Though a less dominating presence than at Athens, Athena was a prominent civic goddess in virtually every Ionian city by the eighth century. At Miletos, where Apollo was the patron deity, the seventh-century Athena temple was constructed in a commercial district on the site of a former Minoan and Mycenaean colony. It was repeatedly damaged and rebuilt over the succeeding centuries.20 An unbroken series of votive offerings, including metal items such as a fragmentary bronze griffin cauldron, stretches from the eighth century on and hints at the wealth of the sanctuary. Likewise, the earliest activity at Athena’s sanctuary in Erythrai is dated to the eighth century; among the oldest structures found there were a temple (rebuilt in the sixth century) and a ruler’s dwelling. Pausanias (7.5.9) describes the cult statue of Athena Polias at Erythrai as a large enthroned Athena made of wood, holding a distaff and crowned with a polos, a cylindrical headdress often worn by goddesses. He attributes it to the Archaic sculptor Endoios. Such representations of Athena with spinning tools are virtually absent from the Greek mainland, although facilities for sacred weaving in her sanctuaries were not unusual.21
At Old Smyrna, the Athena cult seems to have been introduced by Ionian refugees from Kolophon who seized the city from its Aiolian founders in the late eighth century. The first temple to Athena, a modest apsidal structure, appeared shortly thereafter (c. 690), and its successors grew ever more elaborate. Excavation has revealed a wealth of faience, ivory, terracotta, and stone objects traceable to Rhodes, Krete, Cyprus, and Syria, evidence of the cosmopolitan city’s flourishing trade in the Orientalizing period. Around 600, the Lydian ruler Alyattes sacked the city and looted the temple, but the people quickly rebuilt it. Several mushroom-shaped capitals from the early sixth-century temple, influenced by Phoenician and Hittite models, have survived. Alyattes also burned the temple of Athena at Assessos, in the territory of Miletos. As a result of this sacrilege he fell ill, and the Delphic oracle ordered him rebuild the temple as penance for the offense to the goddess.
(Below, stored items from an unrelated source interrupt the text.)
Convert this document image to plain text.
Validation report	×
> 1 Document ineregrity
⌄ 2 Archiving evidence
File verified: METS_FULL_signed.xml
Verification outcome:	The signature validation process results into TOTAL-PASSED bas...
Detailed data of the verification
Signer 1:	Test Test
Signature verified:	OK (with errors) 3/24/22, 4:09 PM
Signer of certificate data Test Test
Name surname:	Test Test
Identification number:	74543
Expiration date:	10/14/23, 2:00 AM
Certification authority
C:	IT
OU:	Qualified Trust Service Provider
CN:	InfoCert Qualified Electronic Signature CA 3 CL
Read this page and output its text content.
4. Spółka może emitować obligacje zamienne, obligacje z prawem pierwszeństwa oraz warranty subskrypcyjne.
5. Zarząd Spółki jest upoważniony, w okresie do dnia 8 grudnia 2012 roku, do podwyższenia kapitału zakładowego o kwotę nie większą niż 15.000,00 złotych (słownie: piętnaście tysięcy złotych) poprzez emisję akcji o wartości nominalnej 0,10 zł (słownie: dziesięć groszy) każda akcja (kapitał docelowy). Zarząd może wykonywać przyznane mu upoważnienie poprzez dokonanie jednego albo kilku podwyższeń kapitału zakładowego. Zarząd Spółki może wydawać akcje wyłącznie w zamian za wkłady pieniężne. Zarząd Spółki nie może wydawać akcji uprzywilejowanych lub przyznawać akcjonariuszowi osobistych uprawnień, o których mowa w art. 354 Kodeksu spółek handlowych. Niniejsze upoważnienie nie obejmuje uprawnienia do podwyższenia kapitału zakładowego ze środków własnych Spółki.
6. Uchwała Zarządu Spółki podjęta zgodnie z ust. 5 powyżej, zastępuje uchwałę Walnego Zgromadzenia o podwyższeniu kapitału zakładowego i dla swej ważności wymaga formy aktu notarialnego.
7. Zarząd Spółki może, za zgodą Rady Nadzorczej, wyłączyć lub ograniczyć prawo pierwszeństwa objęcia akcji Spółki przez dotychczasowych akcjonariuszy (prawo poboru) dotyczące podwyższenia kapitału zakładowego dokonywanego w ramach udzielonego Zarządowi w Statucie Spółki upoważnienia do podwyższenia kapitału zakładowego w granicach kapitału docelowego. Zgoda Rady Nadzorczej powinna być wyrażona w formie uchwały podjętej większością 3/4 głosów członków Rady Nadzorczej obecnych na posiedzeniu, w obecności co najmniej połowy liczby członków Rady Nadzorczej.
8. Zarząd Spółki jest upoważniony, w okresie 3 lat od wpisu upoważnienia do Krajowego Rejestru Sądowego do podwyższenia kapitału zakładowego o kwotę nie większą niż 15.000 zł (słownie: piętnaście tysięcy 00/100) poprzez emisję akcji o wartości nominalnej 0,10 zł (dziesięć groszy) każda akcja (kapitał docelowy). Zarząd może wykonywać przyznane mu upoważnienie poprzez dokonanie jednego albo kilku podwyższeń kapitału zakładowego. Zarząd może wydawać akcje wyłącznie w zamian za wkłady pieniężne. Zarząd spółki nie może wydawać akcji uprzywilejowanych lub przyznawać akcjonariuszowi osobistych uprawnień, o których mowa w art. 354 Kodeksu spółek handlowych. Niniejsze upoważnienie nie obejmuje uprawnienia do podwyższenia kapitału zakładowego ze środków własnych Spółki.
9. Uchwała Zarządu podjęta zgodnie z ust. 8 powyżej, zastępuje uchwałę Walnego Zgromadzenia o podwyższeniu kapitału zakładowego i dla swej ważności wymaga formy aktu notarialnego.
Investigation of the ancient site, where excavators found the remains of an Archaic city and at least one temple destroyed and rebuilt in the seventh century, supports the general outline of Herodotus’ account (1.16, 19-22).22
At the citadel of Emporio on Chios, the eighth-century sanctuary of Athena shared the space inside the circuit wall with a ruler’s megaron, while the townspeople lived on the slopes below. Around 600, the hillside town was abandoned for a settlement in the harbor below, yet the Athena sanctuary was kept in use and a temple was added in the mid-sixth century. The temple design carefully preserved an earlier structure, an irregular stone box less than a meter high, touching the bedrock and filled with earth. This crude altar or basis for offerings, once the center of the open-air sanctuary, shared the focal area of the cella with the cult image. Nine small griffin protomes of
Lead, found in the cella, may have been attached to the helmet of this statue.23 Priene, Phokaia, Ephesos, Teos, Kolophon, and Klazomenai too had their cults of Athena Polias or Poliouchos (Protector of the City), demonstrating the great popularity of Athena among the lonians. Herodotus (1.147-49) relates that all these cities except for Ephesos and Kolophon celebrated the Apatouria, a coming-of-age festival celebrated by the phratries. Athena and Zeus presided over the Apatouria at Athens, so the same may have been true in the Ionian cities.